Noon doze, wall cool against my feet.
Come out, bat – birds, earth itself hauled off by flowers.
by Wislawa Szymborska When I read Szymbnorska, I feel like I’m talking to my grandmother. Shrewd, adroit, and a little mischievous, her youth bleeds through her wisdom. This excerpt from “A Moment in Troy” makes me wish I had a daughter and, a moment later, feel very relieved not to.

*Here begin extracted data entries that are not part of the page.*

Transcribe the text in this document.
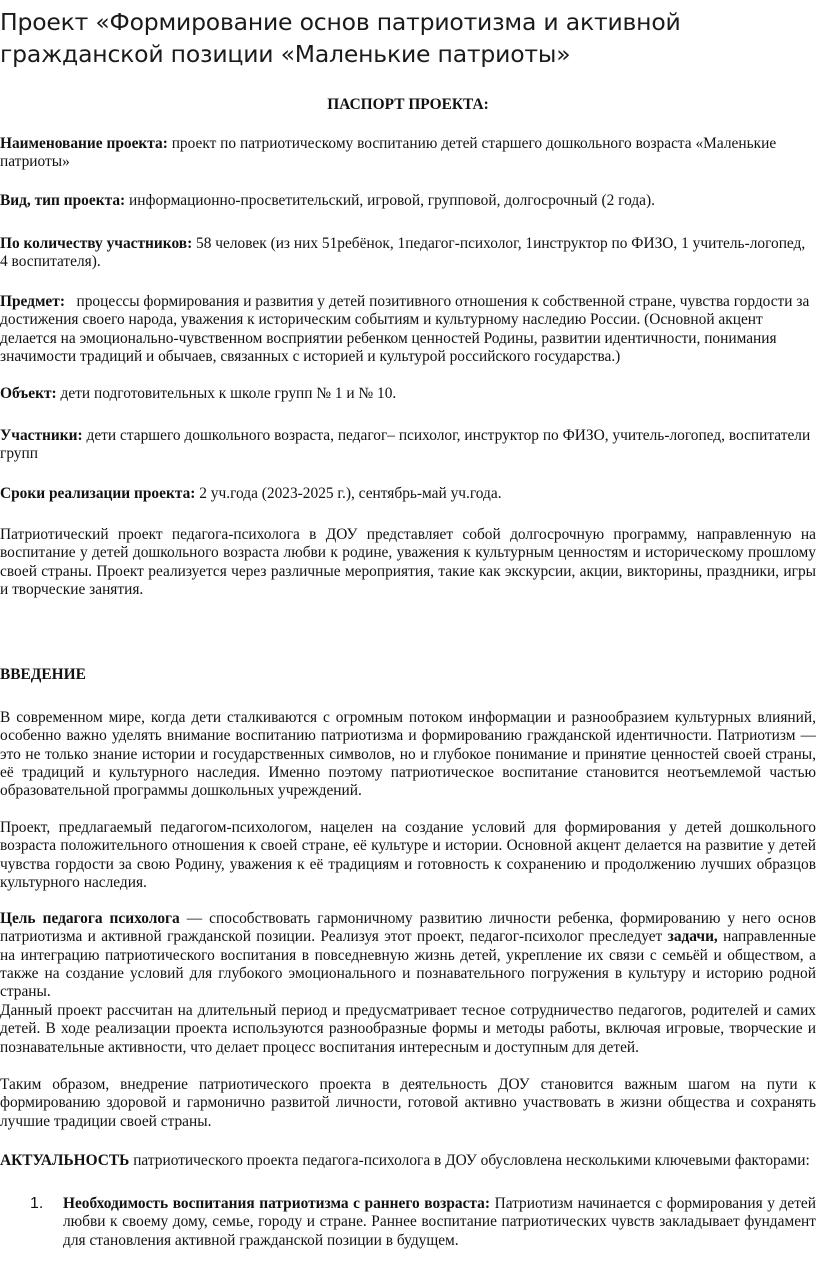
Проект «Формирование основ патриотизма и активной гражданской позиции «Маленькие патриоты»

ПАСПОРТ ПРОЕКТА:

Наименование проекта: проект по патриотическому воспитанию детей старшего дошкольного возраста «Маленькие патриоты»

Вид, тип проекта: информационно-просветительский, игровой, групповой, долгосрочный (2 года).

По количеству участников: 58 человек (из них 51ребёнок, 1педагог-психолог, 1инструктор по ФИЗО, 1 учитель-логопед, 4 воспитателя).

Предмет:   процессы формирования и развития у детей позитивного отношения к собственной стране, чувства гордости за достижения своего народа, уважения к историческим событиям и культурному наследию России. (Основной акцент делается на эмоционально-чувственном восприятии ребенком ценностей Родины, развитии идентичности, понимания значимости традиций и обычаев, связанных с историей и культурой российского государства.)

Объект: дети подготовительных к школе групп № 1 и № 10.

Участники: дети старшего дошкольного возраста, педагог– психолог, инструктор по ФИЗО, учитель-логопед, воспитатели групп

Сроки реализации проекта: 2 уч.года (2023-2025 г.), сентябрь-май уч.года.

Патриотический проект педагога-психолога в ДОУ представляет собой долгосрочную программу, направленную на воспитание у детей дошкольного возраста любви к родине, уважения к культурным ценностям и историческому прошлому своей страны. Проект реализуется через различные мероприятия, такие как экскурсии, акции, викторины, праздники, игры и творческие занятия.

ВВЕДЕНИЕ

В современном мире, когда дети сталкиваются с огромным потоком информации и разнообразием культурных влияний, особенно важно уделять внимание воспитанию патриотизма и формированию гражданской идентичности. Патриотизм — это не только знание истории и государственных символов, но и глубокое понимание и принятие ценностей своей страны, её традиций и культурного наследия. Именно поэтому патриотическое воспитание становится неотъемлемой частью образовательной программы дошкольных учреждений.

Проект, предлагаемый педагогом-психологом, нацелен на создание условий для формирования у детей дошкольного возраста положительного отношения к своей стране, её культуре и истории. Основной акцент делается на развитие у детей чувства гордости за свою Родину, уважения к её традициям и готовность к сохранению и продолжению лучших образцов культурного наследия.

Цель педагога психолога — способствовать гармоничному развитию личности ребенка, формированию у него основ патриотизма и активной гражданской позиции. Реализуя этот проект, педагог-психолог преследует задачи, направленные на интеграцию патриотического воспитания в повседневную жизнь детей, укрепление их связи с семьёй и обществом, а также на создание условий для глубокого эмоционального и познавательного погружения в культуру и историю родной страны.

Данный проект рассчитан на длительный период и предусматривает тесное сотрудничество педагогов, родителей и самих детей. В ходе реализации проекта используются разнообразные формы и методы работы, включая игровые, творческие и познавательные активности, что делает процесс воспитания интересным и доступным для детей.

Таким образом, внедрение патриотического проекта в деятельность ДОУ становится важным шагом на пути к формированию здоровой и гармонично развитой личности, готовой активно участвовать в жизни общества и сохранять лучшие традиции своей страны.

АКТУАЛЬНОСТЬ патриотического проекта педагога-психолога в ДОУ обусловлена несколькими ключевыми факторами:

1. Необходимость воспитания патриотизма с раннего возраста: Патриотизм начинается с формирования у детей любви к своему дому, семье, городу и стране. Раннее воспитание патриотических чувств закладывает фундамент для становления активной гражданской позиции в будущем.
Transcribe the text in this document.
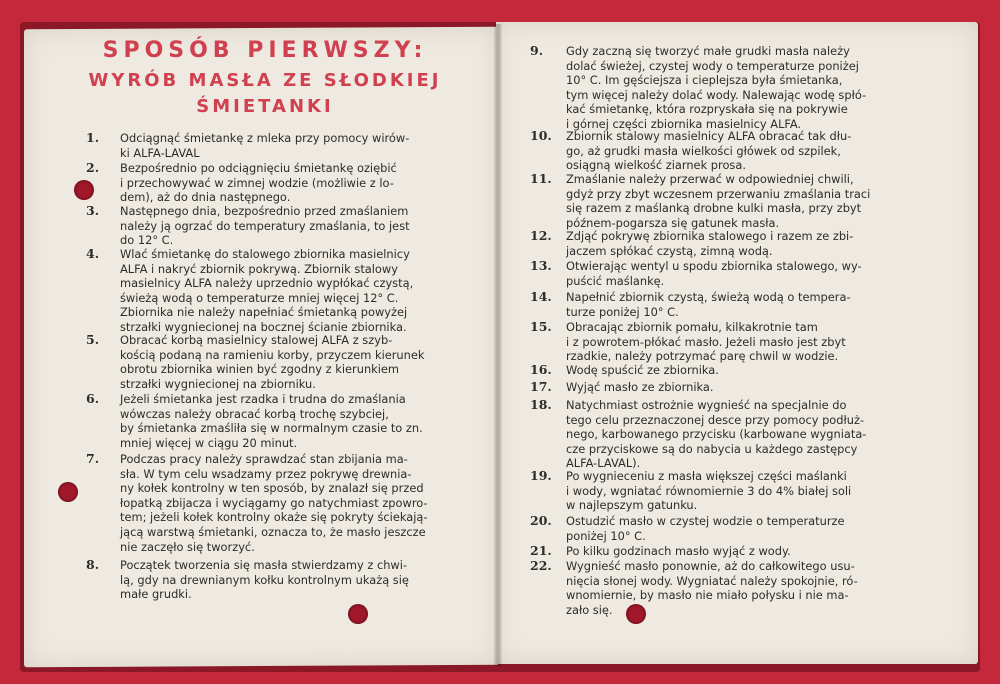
SPOSÓB PIERWSZY:
WYRÓB MASŁA ZE SŁODKIEJ
ŚMIETANKI
1.	Odciągnąć śmietankę z mleka przy pomocy wirów-
ki ALFA-LAVAL
2.	Bezpośrednio po odciągnięciu śmietankę oziębić
i przechowywać w zimnej wodzie (możliwie z lo-
dem), aż do dnia następnego.
3.	Następnego dnia, bezpośrednio przed zmaślaniem
należy ją ogrzać do temperatury zmaślania, to jest
do 12° C.
4.	Wlać śmietankę do stalowego zbiornika masielnicy
ALFA i nakryć zbiornik pokrywą. Zbiornik stalowy
masielnicy ALFA należy uprzednio wypłókać czystą,
świeżą wodą o temperaturze mniej więcej 12° C.
Zbiornika nie należy napełniać śmietanką powyżej
strzałki wygniecionej na bocznej ścianie zbiornika.
5.	Obracać korbą masielnicy stalowej ALFA z szyb-
kością podaną na ramieniu korby, przyczem kierunek
obrotu zbiornika winien być zgodny z kierunkiem
strzałki wygniecionej na zbiorniku.
6.	Jeżeli śmietanka jest rzadka i trudna do zmaślania
wówczas należy obracać korbą trochę szybciej,
by śmietanka zmaśliła się w normalnym czasie to zn.
mniej więcej w ciągu 20 minut.
7.	Podczas pracy należy sprawdzać stan zbijania ma-
sła. W tym celu wsadzamy przez pokrywę drewnia-
ny kołek kontrolny w ten sposób, by znalazł się przed
łopatką zbijacza i wyciągamy go natychmiast zpowro-
tem; jeżeli kołek kontrolny okaże się pokryty ściekają-
jącą warstwą śmietanki, oznacza to, że masło jeszcze
nie zaczęło się tworzyć.
8.	Początek tworzenia się masła stwierdzamy z chwi-
lą, gdy na drewnianym kołku kontrolnym ukażą się
małe grudki.
9.	Gdy zaczną się tworzyć małe grudki masła należy
dolać świeżej, czystej wody o temperaturze poniżej
10° C. Im gęściejsza i cieplejsza była śmietanka,
tym więcej należy dolać wody. Nalewając wodę spłó-
kać śmietankę, która rozpryskała się na pokrywie
i górnej części zbiornika masielnicy ALFA.
10.	Zbiornik stalowy masielnicy ALFA obracać tak dłu-
go, aż grudki masła wielkości główek od szpilek,
osiągną wielkość ziarnek prosa.
11.	Zmaślanie należy przerwać w odpowiedniej chwili,
gdyż przy zbyt wczesnem przerwaniu zmaślania traci
się razem z maślanką drobne kulki masła, przy zbyt
późnem-pogarsza się gatunek masła.
12.	Zdjąć pokrywę zbiornika stalowego i razem ze zbi-
jaczem spłókać czystą, zimną wodą.
13.	Otwierając wentyl u spodu zbiornika stalowego, wy-
puścić maślankę.
14.	Napełnić zbiornik czystą, świeżą wodą o tempera-
turze poniżej 10° C.
15.	Obracając zbiornik pomału, kilkakrotnie tam
i z powrotem-płókać masło. Jeżeli masło jest zbyt
rzadkie, należy potrzymać parę chwil w wodzie.
16.	Wodę spuścić ze zbiornika.
17.	Wyjąć masło ze zbiornika.
18.	Natychmiast ostrożnie wygnieść na specjalnie do
tego celu przeznaczonej desce przy pomocy podłuż-
nego, karbowanego przycisku (karbowane wygniata-
cze przyciskowe są do nabycia u każdego zastępcy
ALFA-LAVAL).
19.	Po wygnieceniu z masła większej części maślanki
i wody, wgniatać równomiernie 3 do 4% białej soli
w najlepszym gatunku.
20.	Ostudzić masło w czystej wodzie o temperaturze
poniżej 10° C.
21.	Po kilku godzinach masło wyjąć z wody.
22.	Wygnieść masło ponownie, aż do całkowitego usu-
nięcia słonej wody. Wygniatać należy spokojnie, ró-
wnomiernie, by masło nie miało połysku i nie ma-
zało się.
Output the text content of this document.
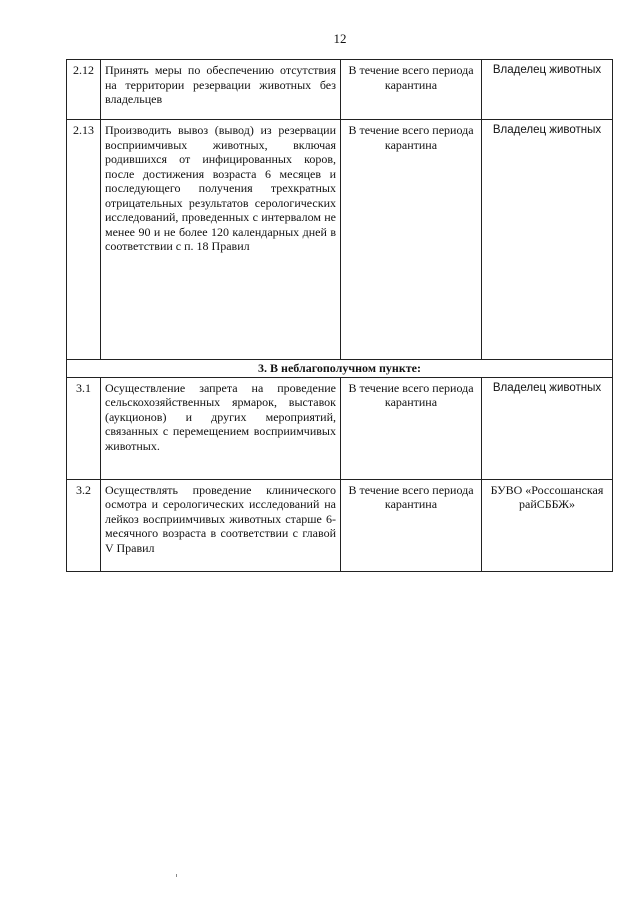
12
2.12	Принять меры по обеспечению отсутствия на территории резервации животных без владельцев	В течение всего периода карантина	Владелец животных
2.13	Производить вывоз (вывод) из резервации восприимчивых животных, включая родившихся от инфицированных коров, после достижения возраста 6 месяцев и последующего получения трехкратных отрицательных результатов серологических исследований, проведенных с интервалом не менее 90 и не более 120 календарных дней в соответствии с п. 18 Правил	В течение всего периода карантина	Владелец животных
3. В неблагополучном пункте:			
3.1	Осуществление запрета на проведение сельскохозяйственных ярмарок, выставок (аукционов) и других мероприятий, связанных с перемещением восприимчивых животных.	В течение всего периода карантина	Владелец животных
3.2	Осуществлять проведение клинического осмотра и серологических исследований на лейкоз восприимчивых животных старше 6-месячного возраста в соответствии с главой V Правил	В течение всего периода карантина	БУВО «Россошанская райСББЖ»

Little girls – skinny, resigned to freckles that won’t go away,
not turning any heads as they walk across the eyelids of the world,
looking just like Mom or Dad, and sincerely horrified by it –
in the middle of dinner, in the middle of a book, while studying the mirror, may suddenly be taken off to Troy.
by Anne Sexton You remember Grimms’ Fairy Tales. Sexton retells them here with poetry, enhancing their weird, dark mystery. You might not want to read these versions to the kids, though: In the foreword, Kurt Vonnegut, Jr. says that Sexton “domesticates my terror, examines it and describes it, teaches it some tricks which will amuse me, then lets it gallop wild in my forest once more.” That’s all it took for me to buy the book. Here’s an excerpt from her rendition of “The Frog Prince”:
Like a genie coming out of a samovar, a handsome prince arose in the corner of her royal bedroom. He had kind eyes and hands and was a friend of sorrow. Thus they were married. After all he had compromised her.
He hired a night watchman so that no one could enter the chamber and he had the well boarded over so that never again would she lose her ball, that moon, that Krishna hair, that blind poppy, that innocent globe, that madonna womb.
If you’re feeling stuck in a summer slump, get lost in a little poetry. It’s contemplative, intimate, eye-opening, therapeutic, and a powerful antidote to the hustle of schlepping your sunburned, bug-bitten munchkins all over creation. And please, share some of your favorite poets below!